Peak shipping season may not live up to name this year

by Jeff Della Rosa ([email protected]) 743 views 

The holiday shipping season might be less “peaky” than usual amid a weaker retail environment in the fourth quarter, compared to the same period in 2020 and 2021, according to multiple reports.

A recent FreightWaves report shows consumers have been struggling with inflation that’s been evident at grocery stores and gas pumps for several months. This has limited discretionary budgets as consumers shift spending from goods to services.

While the holiday shipping season might not live up to its “peak season” name, this won’t be surprising because the transportation industry has faced unpredictability since the onset of the COVID-19 pandemic. The report cited a recent example in the third quarter when “the back-to-school shopping season failed to inject freight demand into a flagging market.”

But this wasn’t a surprise, according to the report. In the third quarter, major retailers reported high inventories and began to cancel orders, leaving their suppliers with unexpected inventory. As a result, the suppliers needed a place to store the inventory in warehouses, adding to supply chain constraints.

Also, spot rates fell in the quarter as carriers competed for business. The rates fell by 6.78% from the previous quarter and were down 14.3% from the third quarter of 2021. According to the report, spot rates are expected to continue to fall in the fourth quarter by low-single-digit percentages.

According to DAT Freight & Analytics, dry van spot rates declined by 1.5% in November from October. Rates were down by 18.5% in November from the same month in 2021. However, the rates increased by 1.3% for the week ending Dec. 4 compared to the previous week.

“Smaller carriers are already operating with razor-thin if not negative margins,” according to the FreightWaves report. “We will probably see a more substantial drop in contract rates for the quarter, given the abundance of pricing power recently gained by shippers. Since a considerable portion of shippers still abide by yearly bid cycles, (the first quarter of 2023) is more likely to be the time when larger carriers feel the screws begin to tighten.”

The U.S. Bank National Shipments Index declined by 2.6% in the third quarter. Compared to 2021, third-quarter shipments fell by 4.9%. The report noted that the comparison was “against one of the most robust retail spending seasons in recent memory.”

Freight volumes are projected to continue to tighten in the fourth quarter. The report cited maritime imports are a primary source of over-the-road truckload volumes, and the imports declined by 5.25% in the third quarter from the second quarter. The peak season for maritime imports is typically in August and September.

As a result, the bulk of truckload volumes will likely come from shippers moving their cargo from coastal warehouses to inland destinations, the report shows.

In the third quarter, the U.S. Bank National Spend Index fell by 2.4% from the previous period but remains 10.6% higher than in the third quarter of 2021. Spending is expected to continue to fall in the fourth quarter, but comparisons are projected to remain positive through the second quarter of 2023.

In a recent industry note, analyst Jack Atkins and associate Grant Smith, both of Little Rock-based Stephens Inc., said after 25 months, the Port of Los Angeles and Port of Long Beach announced the end of the containership backlog as imports and cargo are diverted to the East Coast.
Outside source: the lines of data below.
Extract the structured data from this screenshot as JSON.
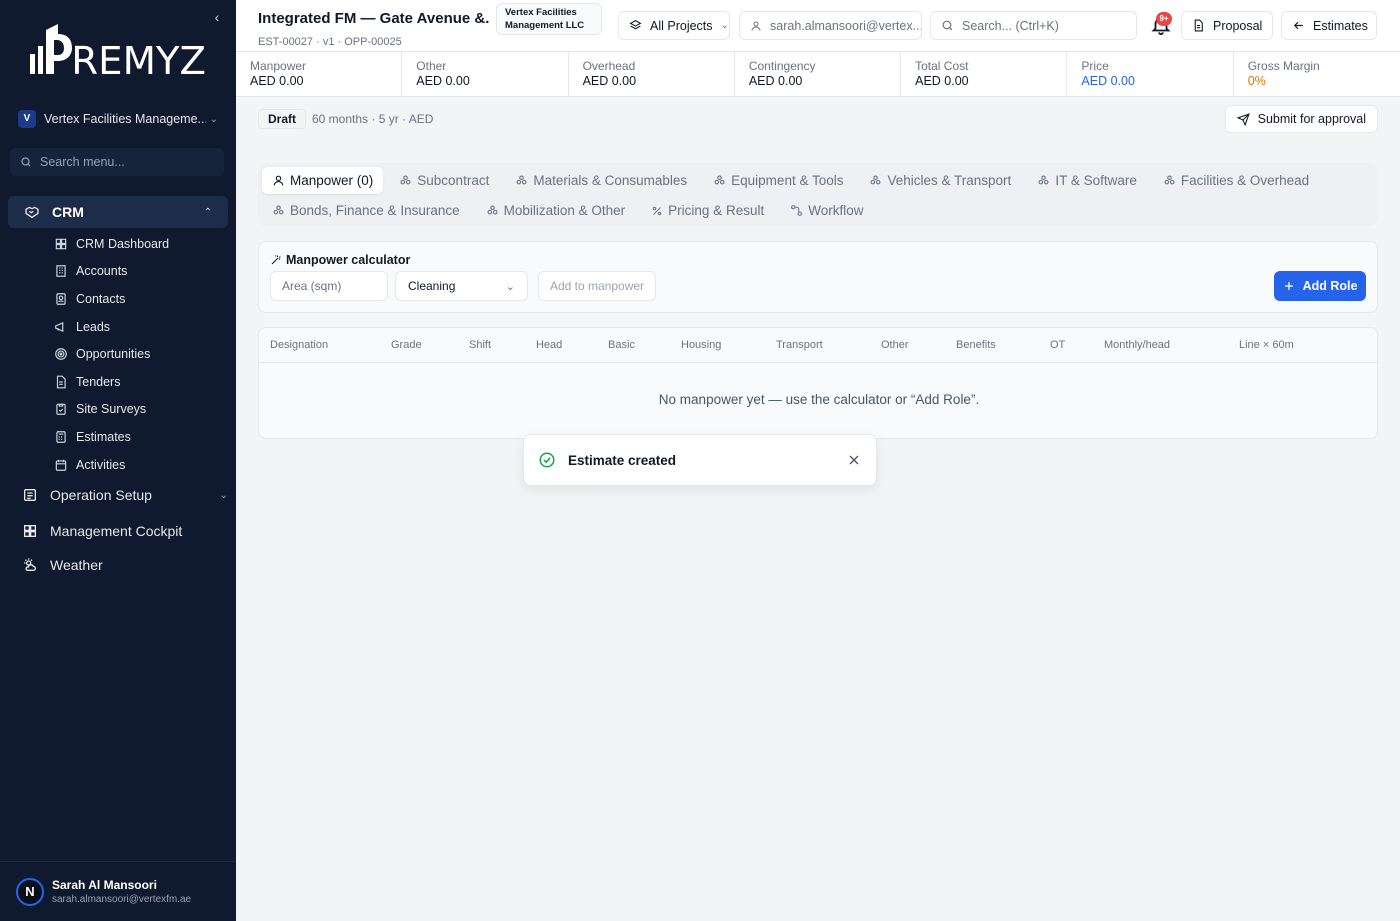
{
  "sidebar": {
    "brand": "PREMYZ",
    "org": {
      "initial": "V",
      "name": "Vertex Facilities Manageme..."
    },
    "search_placeholder": "Search menu...",
    "crm": {
      "label": "CRM",
      "items": [
        {
          "label": "CRM Dashboard",
          "icon": "dashboard-icon"
        },
        {
          "label": "Accounts",
          "icon": "building-icon"
        },
        {
          "label": "Contacts",
          "icon": "contact-icon"
        },
        {
          "label": "Leads",
          "icon": "megaphone-icon"
        },
        {
          "label": "Opportunities",
          "icon": "target-icon"
        },
        {
          "label": "Tenders",
          "icon": "file-icon"
        },
        {
          "label": "Site Surveys",
          "icon": "clipboard-icon"
        },
        {
          "label": "Estimates",
          "icon": "calculator-icon"
        },
        {
          "label": "Activities",
          "icon": "calendar-icon"
        }
      ]
    },
    "nav": [
      {
        "label": "Operation Setup",
        "icon": "operations-icon",
        "expandable": true
      },
      {
        "label": "Management Cockpit",
        "icon": "grid-icon",
        "expandable": false
      },
      {
        "label": "Weather",
        "icon": "weather-icon",
        "expandable": false
      }
    ],
    "user": {
      "initial": "N",
      "name": "Sarah Al Mansoori",
      "email": "sarah.almansoori@vertexfm.ae"
    }
  },
  "header": {
    "title": "Integrated FM — Gate Avenue &...",
    "subtitle": "EST-00027 · v1 · OPP-00025",
    "company_tag": "Vertex Facilities Management LLC",
    "projects": "All Projects",
    "user_email": "sarah.almansoori@vertex...",
    "search_placeholder": "Search... (Ctrl+K)",
    "notif_badge": "9+",
    "proposal": "Proposal",
    "estimates": "Estimates"
  },
  "metrics": [
    {
      "label": "Manpower",
      "value": "AED 0.00",
      "color": "#111827"
    },
    {
      "label": "Other",
      "value": "AED 0.00",
      "color": "#111827"
    },
    {
      "label": "Overhead",
      "value": "AED 0.00",
      "color": "#111827"
    },
    {
      "label": "Contingency",
      "value": "AED 0.00",
      "color": "#111827"
    },
    {
      "label": "Total Cost",
      "value": "AED 0.00",
      "color": "#111827"
    },
    {
      "label": "Price",
      "value": "AED 0.00",
      "color": "#2563eb"
    },
    {
      "label": "Gross Margin",
      "value": "0%",
      "color": "#d97706"
    }
  ],
  "status": {
    "badge": "Draft",
    "meta": "60 months · 5 yr · AED",
    "submit": "Submit for approval"
  },
  "tabs": {
    "row1": [
      "Manpower (0)",
      "Subcontract",
      "Materials & Consumables",
      "Equipment & Tools",
      "Vehicles & Transport",
      "IT & Software",
      "Facilities & Overhead"
    ],
    "row2": [
      "Bonds, Finance & Insurance",
      "Mobilization & Other",
      "Pricing & Result",
      "Workflow"
    ]
  },
  "calculator": {
    "title": "Manpower calculator",
    "area_placeholder": "Area (sqm)",
    "type_value": "Cleaning",
    "add_to_manpower": "Add to manpower",
    "add_role": "Add Role"
  },
  "table": {
    "columns": [
      "Designation",
      "Grade",
      "Shift",
      "Head",
      "Basic",
      "Housing",
      "Transport",
      "Other",
      "Benefits",
      "OT",
      "Monthly/head",
      "Line × 60m"
    ],
    "empty": "No manpower yet — use the calculator or “Add Role”."
  },
  "toast": {
    "message": "Estimate created"
  },
  "colors": {
    "sidebar_bg": "#0f1a2e",
    "accent": "#2563eb",
    "success": "#16a34a",
    "warning": "#d97706",
    "danger": "#ef4444"
  }
}
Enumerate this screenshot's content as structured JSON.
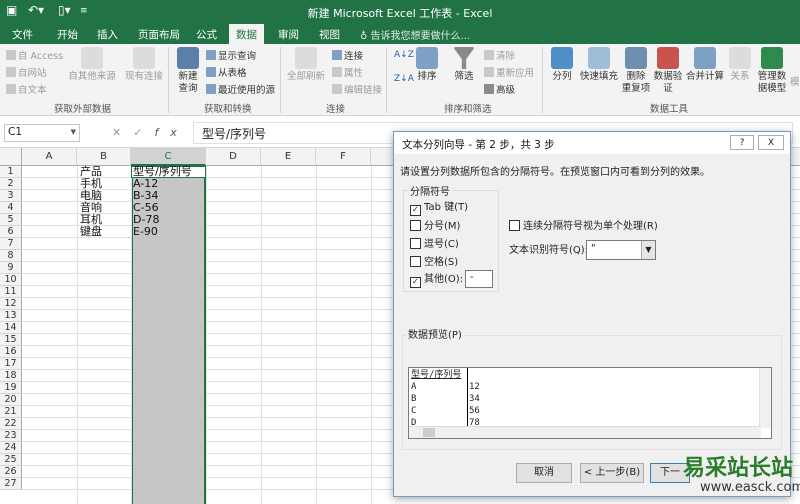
{
  "window": {
    "title": "新建 Microsoft Excel 工作表 - Excel"
  },
  "tabs": [
    "文件",
    "开始",
    "插入",
    "页面布局",
    "公式",
    "数据",
    "审阅",
    "视图"
  ],
  "tell_me": "告诉我您想要做什么...",
  "ribbon": {
    "get_external": {
      "access": "自 Access",
      "web": "自网站",
      "text": "自文本",
      "other": "自其他来源",
      "existing": "现有连接",
      "label": "获取外部数据"
    },
    "get_transform": {
      "new_query": "新建\n查询",
      "show_query": "显示查询",
      "from_table": "从表格",
      "recent": "最近使用的源",
      "label": "获取和转换"
    },
    "connections": {
      "refresh_all": "全部刷新",
      "connections": "连接",
      "properties": "属性",
      "edit_links": "编辑链接",
      "label": "连接"
    },
    "sort_filter": {
      "az": "A↓Z",
      "za": "Z↓A",
      "sort": "排序",
      "filter": "筛选",
      "clear": "清除",
      "reapply": "重新应用",
      "advanced": "高级",
      "label": "排序和筛选"
    },
    "data_tools": {
      "split": "分列",
      "flash_fill": "快速填充",
      "remove_dup": "删除\n重复项",
      "validation": "数据验\n证",
      "consolidate": "合并计算",
      "relations": "关系",
      "model": "管理数\n据模型",
      "more": "模",
      "label": "数据工具"
    }
  },
  "formula_bar": {
    "cell_ref": "C1",
    "content": "型号/序列号"
  },
  "columns": [
    "A",
    "B",
    "C",
    "D",
    "E",
    "F"
  ],
  "rows": [
    "1",
    "2",
    "3",
    "4",
    "5",
    "6",
    "7",
    "8",
    "9",
    "10",
    "11",
    "12",
    "13",
    "14",
    "15",
    "16",
    "17",
    "18",
    "19",
    "20",
    "21",
    "22",
    "23",
    "24",
    "25",
    "26",
    "27"
  ],
  "cells": {
    "b": [
      "产品",
      "手机",
      "电脑",
      "音响",
      "耳机",
      "键盘"
    ],
    "c": [
      "型号/序列号",
      "A-12",
      "B-34",
      "C-56",
      "D-78",
      "E-90"
    ]
  },
  "dialog": {
    "title": "文本分列向导 - 第 2 步，共 3 步",
    "help": "?",
    "close": "X",
    "instruction": "请设置分列数据所包含的分隔符号。在预览窗口内可看到分列的效果。",
    "delimiters_label": "分隔符号",
    "delimiters": [
      {
        "label": "Tab 键(T)",
        "checked": true
      },
      {
        "label": "分号(M)",
        "checked": false
      },
      {
        "label": "逗号(C)",
        "checked": false
      },
      {
        "label": "空格(S)",
        "checked": false
      },
      {
        "label": "其他(O):",
        "checked": true
      }
    ],
    "other_value": "-",
    "consecutive": "连续分隔符号视为单个处理(R)",
    "qualifier_label": "文本识别符号(Q):",
    "qualifier_value": "\"",
    "preview_label": "数据预览(P)",
    "preview_col1": [
      "型号/序列号",
      "A",
      "B",
      "C",
      "D"
    ],
    "preview_col2": [
      "",
      "12",
      "34",
      "56",
      "78"
    ],
    "buttons": {
      "cancel": "取消",
      "back": "< 上一步(B)",
      "next": "下一"
    }
  },
  "watermark": {
    "name": "易采站长站",
    "url": "www.easck.com"
  },
  "colors": {
    "excel_green": "#217346",
    "selection": "#c6c6c6"
  }
}
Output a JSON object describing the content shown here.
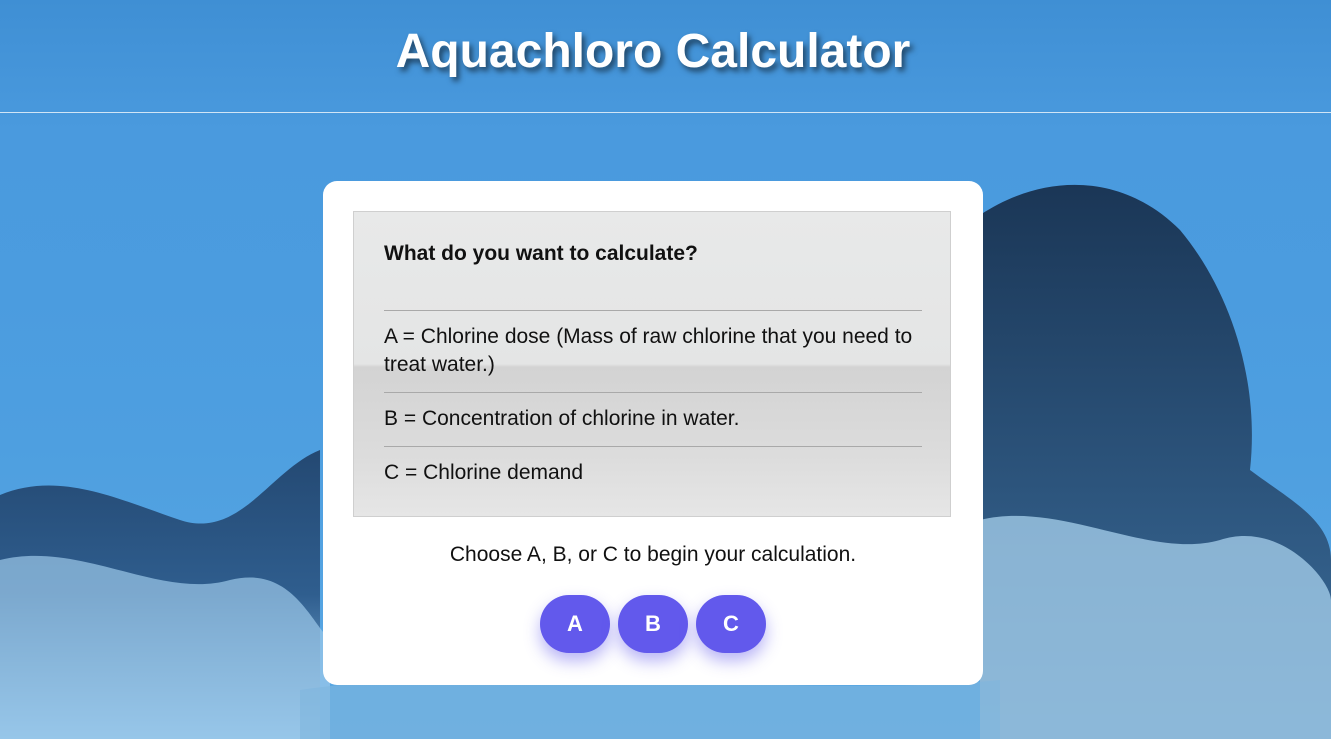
{
  "header": {
    "title": "Aquachloro Calculator"
  },
  "panel": {
    "question": "What do you want to calculate?",
    "options": [
      {
        "label": "A = Chlorine dose (Mass of raw chlorine that you need to treat water.)"
      },
      {
        "label": "B = Concentration of chlorine in water."
      },
      {
        "label": "C = Chlorine demand"
      }
    ]
  },
  "prompt": "Choose A, B, or C to begin your calculation.",
  "buttons": [
    {
      "label": "A"
    },
    {
      "label": "B"
    },
    {
      "label": "C"
    }
  ],
  "colors": {
    "accent": "#6259ec",
    "background": "#4b9cdf",
    "card": "#ffffff"
  }
}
Congestion at the Port of Savannah was elevated, with 26 vessels awaiting a berth in the first week of December, up one from the previous week.

Meanwhile, transpacific container rates have fallen to levels not seen since the first quarter of 2020 as a result of weaker demand from U.S. consumers and excess capacity in the transpacific lane. According to the Freightos Baltic Daily Index, the rates per container from North China to the U.S. West Coast have fallen to $1,424, down 1.7% from the previous week. Before the pandemic, the rates were between $1,500 and $3,000 per 40-foot-long container. From August 2021 and April 2022, they were between $12,000 and $20,000.

“As a strange year for the transportation sector enters its final chapter, the focus for investors should shift from the complete lack of a peak season and the extremely weak current underlying fundamentals to 2023,” the analysts said.

They questioned whether the usual build of freight flows would come about in the second quarter, which would correspond to “more normal shipper inventory ordering patterns.” If this does come about, they’d expect outperformance in freight stocks, especially asset-based truckload and less-than-truckload. If not, it could lead to a longer-term downturn in freight volumes, which might result in doubts about a potential earnings recovery in 2024. Still, truckload stocks would likely outperform.

Asset-based carriers with brokerage segments, such as Lowell-based carrier J.B. Hunt Transport Services Inc., have been outperforming the broader market because they are investing in these arms as they look to boost revenue without adding assets and reducing cyclicality. Also, the carriers have been investing in their truck-only and drop-trailer offering, “which we believe is paying significant dividends given the limited trailer capacity in the market and changing customer preference.”